The RESET 2020 National Impact+Need Research Study contains findings from 380 survey respondents across a variety of social purpose organisations and uncovers a sector facing falling revenues and an inability to provide its usual services.
Nearly two thirds (64 per cent) of respondents said their organisation had lost revenue since March, with almost half (45 per cent) reporting they had operating reserves of six months or less.
And while more than a third of organisations (35 per cent) reported increased service demand, 18 per cent said the impact to their revenue was so severe that they were either struggling to deliver their usual services or needed immediate financial help to continue.
Julia Keady, the founder and CEO of The Xfactor Collective – which commissioned the research – told Pro Bono News the financial impacts were becoming dire.
“Even back in April/May, one in 10 organisations needed urgent financial assistance to continue,” Keady said.
“This financial pressure has a flow-on effect, as organisations can’t deliver their services in the usual manner.”
Keady noted that the other impact of the financial pressures was on the health and wellbeing of staff.
More than a quarter (28 per cent) of respondents said that staff and volunteer mental health and wellbeing was being impacted by the crisis.

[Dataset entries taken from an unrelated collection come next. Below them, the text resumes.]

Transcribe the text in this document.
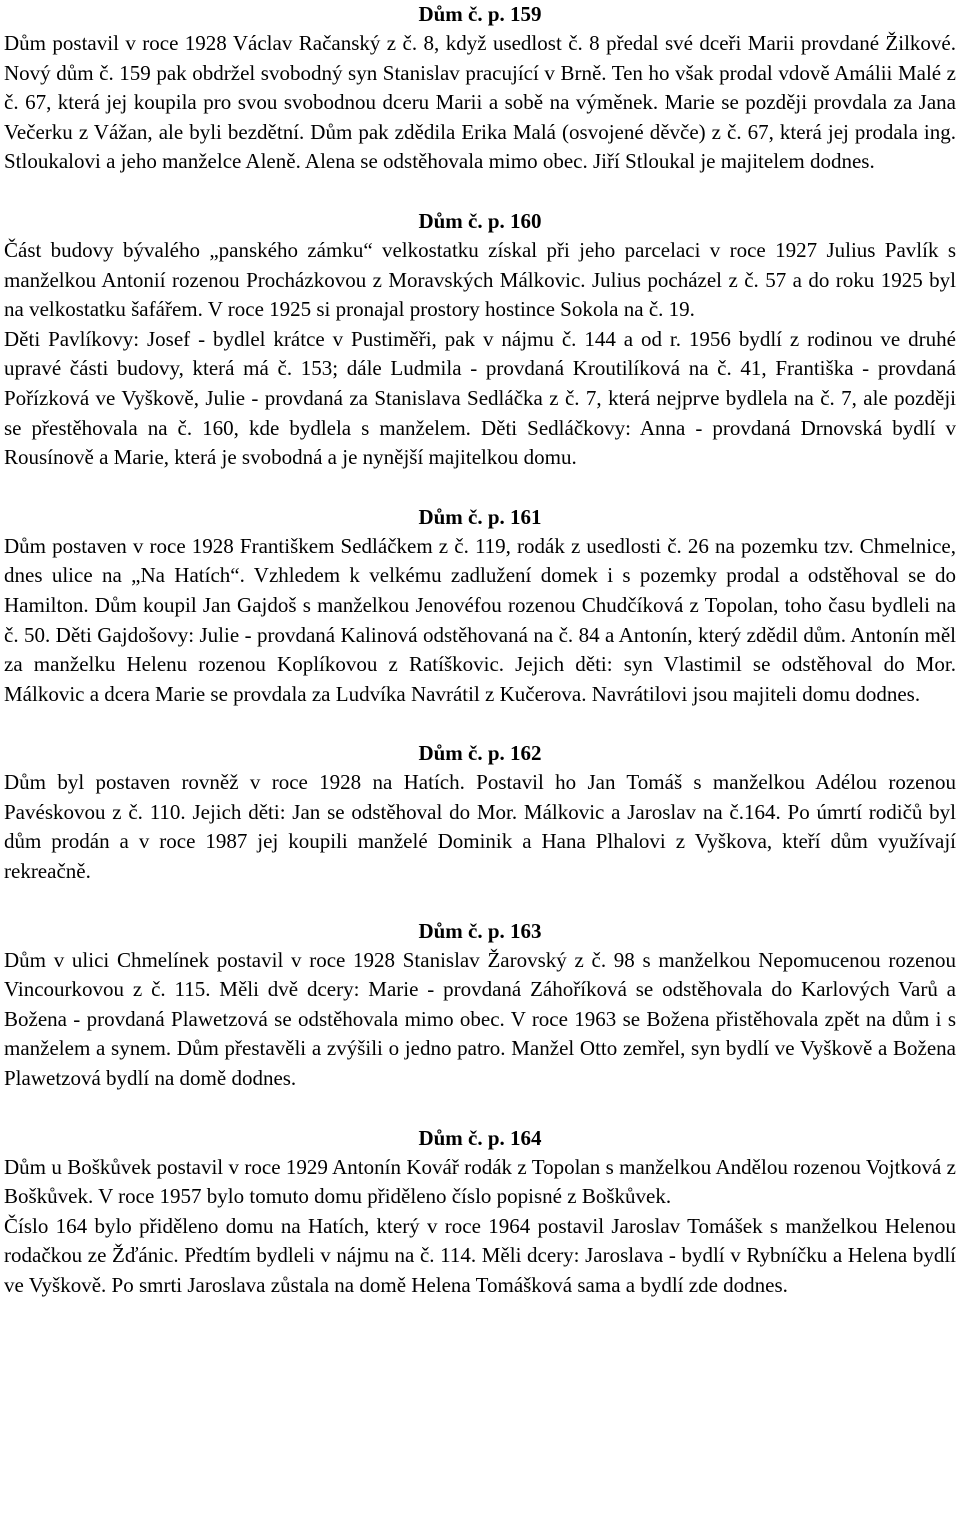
Dům č. p. 159

Dům postavil v roce 1928 Václav Račanský z č. 8, když usedlost č. 8 předal své dceři Marii provdané Žilkové. Nový dům č. 159 pak obdržel svobodný syn Stanislav pracující v Brně. Ten ho však prodal vdově Amálii Malé z č. 67, která jej koupila pro svou svobodnou dceru Marii a sobě na výměnek. Marie se později provdala za Jana Večerku z Vážan, ale byli bezdětní. Dům pak zdědila Erika Malá (osvojené děvče) z č. 67, která jej prodala ing. Stloukalovi a jeho manželce Aleně. Alena se odstěhovala mimo obec. Jiří Stloukal je majitelem dodnes.

Dům č. p. 160

Část budovy bývalého „panského zámku“ velkostatku získal při jeho parcelaci v roce 1927 Julius Pavlík s manželkou Antonií rozenou Procházkovou z Moravských Málkovic. Julius pocházel z č. 57 a do roku 1925 byl na velkostatku šafářem. V roce 1925 si pronajal prostory hostince Sokola na č. 19.

Děti Pavlíkovy: Josef - bydlel krátce v Pustiměři, pak v nájmu č. 144 a od r. 1956 bydlí z rodinou ve druhé upravé části budovy, která má č. 153; dále Ludmila - provdaná Kroutilíková na č. 41, Františka - provdaná Pořízková ve Vyškově, Julie - provdaná za Stanislava Sedláčka z č. 7, která nejprve bydlela na č. 7, ale později se přestěhovala na č. 160, kde bydlela s manželem. Děti Sedláčkovy: Anna - provdaná Drnovská bydlí v Rousínově a Marie, která je svobodná a je nynější majitelkou domu.

Dům č. p. 161

Dům postaven v roce 1928 Františkem Sedláčkem z č. 119, rodák z usedlosti č. 26 na pozemku tzv. Chmelnice, dnes ulice na „Na Hatích“. Vzhledem k velkému zadlužení domek i s pozemky prodal a odstěhoval se do Hamilton. Dům koupil Jan Gajdoš s manželkou Jenovéfou rozenou Chudčíková z Topolan, toho času bydleli na č. 50. Děti Gajdošovy: Julie - provdaná Kalinová odstěhovaná na č. 84 a Antonín, který zdědil dům. Antonín měl za manželku Helenu rozenou Koplíkovou z Ratíškovic. Jejich děti: syn Vlastimil se odstěhoval do Mor. Málkovic a dcera Marie se provdala za Ludvíka Navrátil z Kučerova. Navrátilovi jsou majiteli domu dodnes.

Dům č. p. 162

Dům byl postaven rovněž v roce 1928 na Hatích. Postavil ho Jan Tomáš s manželkou Adélou rozenou Pavéskovou z č. 110. Jejich děti: Jan se odstěhoval do Mor. Málkovic a Jaroslav na č.164. Po úmrtí rodičů byl dům prodán a v roce 1987 jej koupili manželé Dominik a Hana Plhalovi z Vyškova, kteří dům využívají rekreačně.

Dům č. p. 163

Dům v ulici Chmelínek postavil v roce 1928 Stanislav Žarovský z č. 98 s manželkou Nepomucenou rozenou Vincourkovou z č. 115. Měli dvě dcery: Marie - provdaná Záhoříková se odstěhovala do Karlových Varů a Božena - provdaná Plawetzová se odstěhovala mimo obec. V roce 1963 se Božena přistěhovala zpět na dům i s manželem a synem. Dům přestavěli a zvýšili o jedno patro. Manžel Otto zemřel, syn bydlí ve Vyškově a Božena Plawetzová bydlí na domě dodnes.

Dům č. p. 164

Dům u Boškůvek postavil v roce 1929 Antonín Kovář rodák z Topolan s manželkou Andělou rozenou Vojtková z Boškůvek. V roce 1957 bylo tomuto domu přiděleno číslo popisné z Boškůvek.

Číslo 164 bylo přiděleno domu na Hatích, který v roce 1964 postavil Jaroslav Tomášek s manželkou Helenou rodačkou ze Žďánic. Předtím bydleli v nájmu na č. 114. Měli dcery: Jaroslava - bydlí v Rybníčku a Helena bydlí ve Vyškově. Po smrti Jaroslava zůstala na domě Helena Tomášková sama a bydlí zde dodnes.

“Through this research and the live sessions we’ve been running, many leaders have told us they feel incredibly anxious and fearful, unprepared for this level of disaster, and some feel unskilled to deal with it,” Keady said.

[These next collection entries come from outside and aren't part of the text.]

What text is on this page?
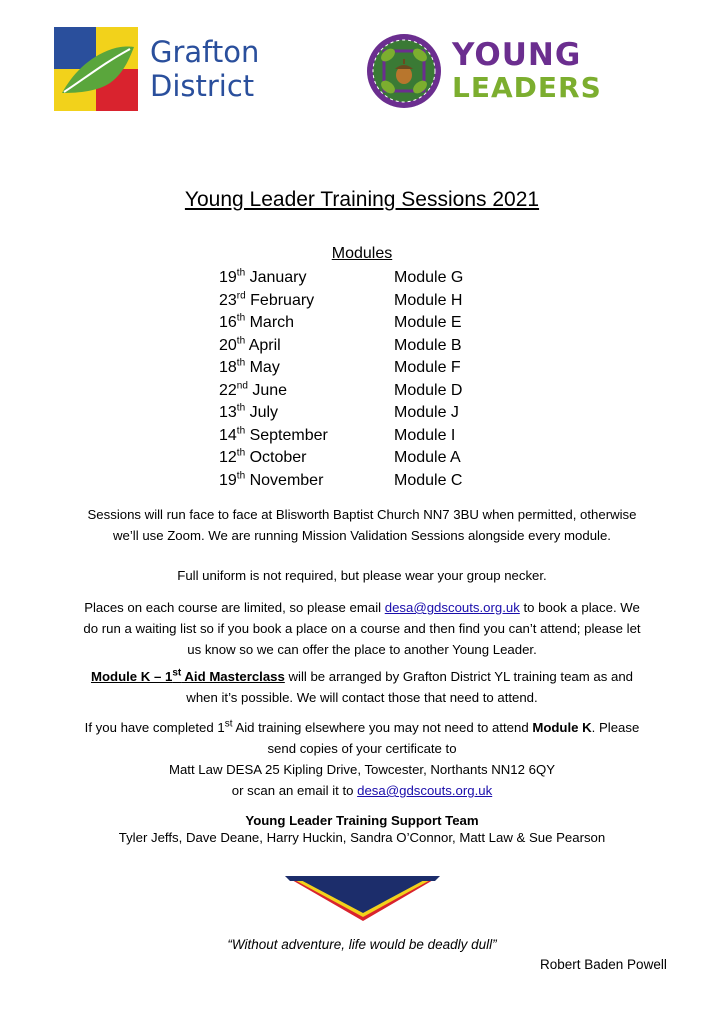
Grafton
District
YOUNG
LEADERS
Young Leader Training Sessions 2021
Modules
19th January	Module G
23rd February	Module H
16th March	Module E
20th April	Module B
18th May	Module F
22nd June	Module D
13th July	Module J
14th September	Module I
12th October	Module A
19th November	Module C
Sessions will run face to face at Blisworth Baptist Church NN7 3BU when permitted, otherwise
we’ll use Zoom. We are running Mission Validation Sessions alongside every module.
Full uniform is not required, but please wear your group necker.
Places on each course are limited, so please email desa@gdscouts.org.uk to book a place. We
do run a waiting list so if you book a place on a course and then find you can’t attend; please let
us know so we can offer the place to another Young Leader.
Module K – 1st Aid Masterclass will be arranged by Grafton District YL training team as and
when it’s possible. We will contact those that need to attend.
If you have completed 1st Aid training elsewhere you may not need to attend Module K. Please
send copies of your certificate to
Matt Law DESA 25 Kipling Drive, Towcester, Northants NN12 6QY
or scan an email it to desa@gdscouts.org.uk
Young Leader Training Support Team
Tyler Jeffs, Dave Deane, Harry Huckin, Sandra O’Connor, Matt Law & Sue Pearson
“Without adventure, life would be deadly dull”
Robert Baden Powell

“We know that mental and emotional exhaustion is increasing, brought on by increased workloads, anxiety and fears about the future and job security, loneliness and isolation for many, as well as an increase in vicarious and front-line trauma.”
Keady said this was especially true for lockdown-hit Victoria, with a “layer of depression starting to emerge” as the stark realities of the crisis hit home.

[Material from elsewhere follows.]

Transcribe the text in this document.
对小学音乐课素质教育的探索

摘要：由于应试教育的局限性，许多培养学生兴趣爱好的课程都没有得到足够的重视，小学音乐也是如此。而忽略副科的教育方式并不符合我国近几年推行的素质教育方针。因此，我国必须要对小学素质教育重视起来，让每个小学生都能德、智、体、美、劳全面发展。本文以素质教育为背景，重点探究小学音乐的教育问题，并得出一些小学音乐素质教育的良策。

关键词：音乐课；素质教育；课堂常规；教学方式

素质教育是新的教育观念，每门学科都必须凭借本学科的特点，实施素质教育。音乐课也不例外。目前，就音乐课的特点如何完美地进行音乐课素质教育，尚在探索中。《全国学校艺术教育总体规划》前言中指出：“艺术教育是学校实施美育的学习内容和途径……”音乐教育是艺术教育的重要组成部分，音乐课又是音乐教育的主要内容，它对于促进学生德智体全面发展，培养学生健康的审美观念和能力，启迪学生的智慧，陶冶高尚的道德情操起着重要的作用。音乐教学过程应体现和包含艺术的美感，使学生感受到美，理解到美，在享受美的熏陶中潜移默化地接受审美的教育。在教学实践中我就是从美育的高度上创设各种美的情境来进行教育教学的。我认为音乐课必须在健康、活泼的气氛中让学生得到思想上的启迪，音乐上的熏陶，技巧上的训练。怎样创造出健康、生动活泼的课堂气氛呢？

She said that the impact on volunteers should also not be downplayed.
Researchers found that 70 per cent of organisations have had to stand down volunteers or reduce their hours.
“Thousands of volunteers have been stood down, many of whom derive significant purpose from their volunteer work, and this is having a severe impact on many,” Keady said.
“Likewise, organisations not being able to rely on their volunteer power is putting enormous strain on resourcing.”
The report said extra funding was at the top of the sector’s wish list as the crisis rolls on, with advocacy to government and public relations support also high on the agenda.
Keady said an array of responses was needed, noting that ongoing financial support was just a small piece of the puzzle.
“The opportunity here is for us to rebuild through collaboration – it’s time for greater investment in alliances, coalitions, clusters and collectives,” she said.
“It’s time to rewire how we think about organisational resilience and re-engineer and build new infrastructure for a new era.
“And we need to recalibrate with a focus on wellbeing, not just financial wellbeing. The focus is often on our beneficiaries and the communities we serve, but not on us as changemakers, and that needs to be a stronger priority.”
The RESET 2020 survey will run again in September and a full data set will be made available.